Immunoglobulin subtypes. IgG: most abundant, crosses placenta, secondary immune response. IgM: first antibody produced in primary response, pentameric, activates complement. IgA: mucosal immunity, secretory (dimeric). Deficiency → recurrent respiratory/GI infections. IgE: allergy and parasitic infection. IgD: B-cell surface receptor, function in MRCP context minimal.
Biochemistry: The Metabolic Essentials
Acid-base interpretation. Step 1: Is the pH acidotic (<7.35) or alkalotic (>7.45)? Step 2: Is the primary disturbance respiratory (pCO2) or metabolic (HCO3)? Step 3: Is there compensation? Step 4: Calculate the anion gap (Na - Cl - HCO3; normal 8-12). High anion gap metabolic acidosis causes: MUDPILES — Methanol, Uraemia, DKA, Propylene glycol, Isoniazid/Iron, Lactic acidosis, Ethylene glycol, Salicylates. Normal anion gap: renal tubular acidosis, diarrhoea, Addison's.

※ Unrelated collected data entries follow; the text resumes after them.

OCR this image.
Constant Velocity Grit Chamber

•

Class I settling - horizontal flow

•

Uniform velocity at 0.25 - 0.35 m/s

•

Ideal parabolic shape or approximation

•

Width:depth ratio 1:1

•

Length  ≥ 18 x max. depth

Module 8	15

Renal tubular acidosis. Type 1 (distal): cannot acidify urine (pH >5.5), hypokalaemia, nephrocalcinosis. Type 2 (proximal): bicarbonate wasting, hypokalaemia, associated with Fanconi syndrome. Type 4: hypoaldosteronism, hyperkalaemia, mild acidosis.
Porphyrias. Acute intermittent porphyria: abdominal pain, neuropsychiatric symptoms, dark urine. Autosomal dominant. Elevated urinary PBG and ALA. Precipitated by drugs (barbiturates, alcohol, OCP). Porphyria cutanea tarda: photosensitive blistering, most common porphyria, associated with hepatitis C, alcohol, iron overload.
Glycogen storage diseases. Von Gierke's (Type I): G6Pase deficiency, hepatomegaly, hypoglycaemia, lactic acidosis. Pompe's (Type II): acid maltase deficiency, cardiomegaly, muscle weakness. McArdle's (Type V): myophosphorylase deficiency, exercise intolerance, myoglobinuria.
How to Study Clinical Sciences
These topics are finite and pattern-based. They respond well to flashcard-based revision (Anki for factual patterns) and spaced repetition Q-bank practice (iatroX Q-Bank for scenario-based application).
Spend 15-20 focused hours on clinical sciences over your preparation period. Use this guide as a framework — for each concept, create flashcards or test yourself through Q-bank questions. Verify uncertain points using Ask iatroX.
Clinical sciences are not intuitive for clinical doctors. But they are predictable, finite, and pattern-based. The candidates who invest specific preparation time consistently gain marks that their clinically-focused peers lose.